Noel Laura Nisbet (1887–1956)

Newport Museum and Art Gallery

The couple would live in the same semi-detached house in Queensland Avenue, Merton (a gift from Noel’s father) from 1914 until their deaths, but while Noel’s work featured imagined scenes (often for book illustrations), over the years Harry regularly depicted the suburban back gardens seen from his studio. He also painted landscapes, portraits and still life studies, but is best known as the ‘painter of suburbia’. In truth, though, he remains largely unknown today: the inclusions of his 1923 painting A February Afternoon and 1940 painting A Corner of Merton, 16 August 1940 in the Tate Britain’s 2004 exhibition Art of the Garden was a rare – and fully deserved – recognition. 

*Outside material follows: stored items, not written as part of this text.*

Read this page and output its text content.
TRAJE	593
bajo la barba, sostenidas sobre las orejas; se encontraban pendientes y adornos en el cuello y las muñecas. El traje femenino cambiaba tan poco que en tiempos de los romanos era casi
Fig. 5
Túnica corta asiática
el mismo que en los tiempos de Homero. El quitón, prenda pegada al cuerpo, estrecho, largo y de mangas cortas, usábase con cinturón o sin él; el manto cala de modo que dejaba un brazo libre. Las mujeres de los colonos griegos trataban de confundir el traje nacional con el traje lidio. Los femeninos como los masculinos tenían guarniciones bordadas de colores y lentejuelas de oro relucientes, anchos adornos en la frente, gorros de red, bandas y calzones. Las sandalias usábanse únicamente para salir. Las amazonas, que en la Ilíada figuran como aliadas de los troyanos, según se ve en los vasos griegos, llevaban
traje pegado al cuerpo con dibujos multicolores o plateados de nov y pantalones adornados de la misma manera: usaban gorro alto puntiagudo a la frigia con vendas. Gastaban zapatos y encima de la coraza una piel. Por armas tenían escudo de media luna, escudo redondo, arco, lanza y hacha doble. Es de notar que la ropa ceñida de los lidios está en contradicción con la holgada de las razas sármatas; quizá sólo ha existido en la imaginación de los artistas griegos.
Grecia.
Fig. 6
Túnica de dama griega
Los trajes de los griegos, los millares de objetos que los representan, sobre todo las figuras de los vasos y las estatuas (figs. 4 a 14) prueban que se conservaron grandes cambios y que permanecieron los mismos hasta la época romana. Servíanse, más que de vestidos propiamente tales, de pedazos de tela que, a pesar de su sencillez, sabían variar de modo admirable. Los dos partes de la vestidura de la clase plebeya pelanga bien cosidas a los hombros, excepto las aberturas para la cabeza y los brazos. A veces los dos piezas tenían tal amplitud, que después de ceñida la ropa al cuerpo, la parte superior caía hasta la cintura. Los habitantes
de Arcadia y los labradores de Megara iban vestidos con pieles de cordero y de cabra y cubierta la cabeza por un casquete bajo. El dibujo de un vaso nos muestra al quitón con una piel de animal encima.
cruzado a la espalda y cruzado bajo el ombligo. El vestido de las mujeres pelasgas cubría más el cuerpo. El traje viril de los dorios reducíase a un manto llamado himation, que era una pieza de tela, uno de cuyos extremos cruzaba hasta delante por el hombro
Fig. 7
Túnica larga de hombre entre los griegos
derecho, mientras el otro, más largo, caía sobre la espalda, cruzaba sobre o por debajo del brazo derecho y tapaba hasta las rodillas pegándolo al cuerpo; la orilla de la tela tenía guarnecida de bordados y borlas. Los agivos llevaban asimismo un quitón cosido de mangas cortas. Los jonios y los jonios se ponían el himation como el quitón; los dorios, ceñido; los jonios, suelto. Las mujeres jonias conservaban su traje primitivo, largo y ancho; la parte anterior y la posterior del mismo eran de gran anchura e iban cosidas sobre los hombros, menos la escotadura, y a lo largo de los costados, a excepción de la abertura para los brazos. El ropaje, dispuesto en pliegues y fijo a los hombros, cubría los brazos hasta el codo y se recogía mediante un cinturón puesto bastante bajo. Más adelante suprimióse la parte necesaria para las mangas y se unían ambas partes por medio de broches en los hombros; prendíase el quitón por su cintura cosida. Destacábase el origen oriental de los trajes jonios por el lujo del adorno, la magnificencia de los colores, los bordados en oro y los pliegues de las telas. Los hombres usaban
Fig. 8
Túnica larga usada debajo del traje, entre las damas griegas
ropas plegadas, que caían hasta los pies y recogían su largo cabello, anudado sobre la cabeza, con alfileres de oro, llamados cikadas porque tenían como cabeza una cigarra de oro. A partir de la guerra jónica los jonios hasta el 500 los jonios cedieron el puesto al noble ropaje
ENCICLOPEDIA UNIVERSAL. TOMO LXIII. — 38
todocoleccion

During his lifetime Bush’s work was appreciated in art circles for its craft and studied finish; Spring Morning Merton (1932) was exhibited both at the Royal Academy and at the Paris Salon that year and his paintings were shown at the Royal Academy every year from 1922. Purchasers included galleries in Britain and Australia, but regular income was always short for the couple; Harry did occasional art teaching and sometimes took private pupils. After he died, his daughter Janet and her husband lived in the house for almost 30 years and, after Janet’s death, Christie's held a studio auction of 81 works by Harry. The location of most of these paintings is today unknown, including his best-known work, The Builders (1933), which was reproduced on the catalogue cover.

Bush greatly admired the Dutch masters, and The Tiled Kitchen (Museum of London), a 1954 portrait of Janet at his house, paid homage to them. The working drawing for this picture (also held by the Museum) reveals the meticulous composition that underpins his detailed rendering – even fish scraps for the cat are included. The value of Bush’s work lies precisely in raising the everyday to the level of art through understated composition and impeccable finish. His work presents suburbia, where he himself lived for the whole of his working life, unexceptionally yet with faithful detail and artistic coherence. In Bombed House, Merton 1940 (Imperial War Museum) once-private domestic interiors are exposed by the blast, while denuded branches blend compositionally with pipework on exterior walls. Rhubarb flourishes regardless above the garden’s Anderson shelter: life goes on.

Bush’s work is a unique portrait of Merton, in peace and in war, over some twenty five years. It is also a finely-wrought and absorbing portrait of humankind in that most human – and artistically neglected – of environments: the suburb itself. As one contemporary critic argued, his paintings ‘send one with new vision to the contemplation of the apparently commonplace amongst which so many of us pass our lives’.